Does weak equivalence determine the homotopy classes of maps to a CW complex?

Question

We work in the category of pointed CGWH topological spaces. Say $X$ is some arbitrary space and $f: \Gamma X \to X$ is a CW approximation of $X$, so in particular $f$ is a weak equivalence. For any CW-complex $Y$, is it true that the pullback $$f^\ast: [X, Y] \to [\Gamma X, Y]$$ induces an isomorphism? Here, $[A, B]$ denotes the set of based homotopy classes of maps $A \to B$. This is certainly true if $X$ has the homotopy type of a CW complex, but I'm not sure in general. I'm aware that if the positions of $X, Y$ were reversed, and $f^\ast$ were replaced with $f_\ast$, then this is true, but I'm not sure about the pullback.

Answer 1

This is false. Let $X$ be the Warsaw circle, i.e. $X$ is the the topologist's sine curve in the plane together with its limit points and a choice of arc connecting the origin to 1 not intersecting the rest of the construction.

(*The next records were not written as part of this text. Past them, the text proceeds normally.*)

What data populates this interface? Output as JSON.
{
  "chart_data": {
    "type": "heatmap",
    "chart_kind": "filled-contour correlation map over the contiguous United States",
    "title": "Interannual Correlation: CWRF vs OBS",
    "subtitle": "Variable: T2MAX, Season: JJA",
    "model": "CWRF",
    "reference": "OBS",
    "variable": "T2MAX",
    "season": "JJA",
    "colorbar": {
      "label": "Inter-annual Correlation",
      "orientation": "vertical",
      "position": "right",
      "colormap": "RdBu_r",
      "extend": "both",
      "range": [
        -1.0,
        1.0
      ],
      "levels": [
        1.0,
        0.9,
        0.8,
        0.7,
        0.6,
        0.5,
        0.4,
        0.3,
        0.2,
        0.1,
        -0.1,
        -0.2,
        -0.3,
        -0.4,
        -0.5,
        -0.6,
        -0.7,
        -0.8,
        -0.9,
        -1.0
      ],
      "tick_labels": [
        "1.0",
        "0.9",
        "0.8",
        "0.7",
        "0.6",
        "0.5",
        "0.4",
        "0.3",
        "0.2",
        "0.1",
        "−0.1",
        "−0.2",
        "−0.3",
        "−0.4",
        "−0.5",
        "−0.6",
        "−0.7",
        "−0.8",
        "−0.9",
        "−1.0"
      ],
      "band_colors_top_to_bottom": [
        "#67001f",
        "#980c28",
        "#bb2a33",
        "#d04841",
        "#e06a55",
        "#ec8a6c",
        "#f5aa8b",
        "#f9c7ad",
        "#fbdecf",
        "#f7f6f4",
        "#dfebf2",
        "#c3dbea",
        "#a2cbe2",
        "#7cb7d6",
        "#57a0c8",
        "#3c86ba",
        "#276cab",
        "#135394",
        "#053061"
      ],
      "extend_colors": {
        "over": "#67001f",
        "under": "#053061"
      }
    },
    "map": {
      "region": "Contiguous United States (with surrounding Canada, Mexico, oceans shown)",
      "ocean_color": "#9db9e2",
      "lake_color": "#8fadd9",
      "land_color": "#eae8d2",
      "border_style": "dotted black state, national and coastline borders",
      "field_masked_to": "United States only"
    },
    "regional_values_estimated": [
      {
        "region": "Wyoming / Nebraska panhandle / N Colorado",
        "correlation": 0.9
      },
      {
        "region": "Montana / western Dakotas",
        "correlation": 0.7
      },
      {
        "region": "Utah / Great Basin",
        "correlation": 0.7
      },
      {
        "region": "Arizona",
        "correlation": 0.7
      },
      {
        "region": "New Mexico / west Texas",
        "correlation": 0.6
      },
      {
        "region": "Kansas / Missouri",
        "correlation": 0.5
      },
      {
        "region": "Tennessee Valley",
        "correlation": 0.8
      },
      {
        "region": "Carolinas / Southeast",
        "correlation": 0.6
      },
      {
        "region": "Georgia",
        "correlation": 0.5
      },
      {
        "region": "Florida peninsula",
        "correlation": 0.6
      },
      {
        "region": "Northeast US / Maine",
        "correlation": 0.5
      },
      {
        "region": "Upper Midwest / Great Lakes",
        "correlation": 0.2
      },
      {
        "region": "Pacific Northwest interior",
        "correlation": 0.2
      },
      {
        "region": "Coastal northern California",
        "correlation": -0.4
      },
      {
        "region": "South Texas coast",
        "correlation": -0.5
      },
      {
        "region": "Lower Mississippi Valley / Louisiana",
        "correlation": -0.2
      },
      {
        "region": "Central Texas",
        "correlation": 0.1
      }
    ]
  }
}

Then $X$ is weakly contractible, so $\Gamma X$ is contractible. Taking now $Y = S^1$, we of course have $[\Gamma X, Y] = 0$, but $[X, Y] \neq 0$: This answer shows there is a non-nullhomotopic map from $X$ to $S^1$.

Answer 2

Consider any space $X$ that is totally path-disconnected but not discrete. Then taking $\Gamma X$ to be $X$ with the discrete topology, the identity function $f:\Gamma X\to X$ is a CW approximation. If $f^*:[X,\Gamma X]\to[\Gamma X,\Gamma X]$ were surjective, then there would exist $g:X\to\Gamma X$ such that $gf\simeq 1_{\Gamma X}$. Such a $g$ could only be the identity function, but this is not continuous as a map $X\to\Gamma X$ since $X$ is not discrete.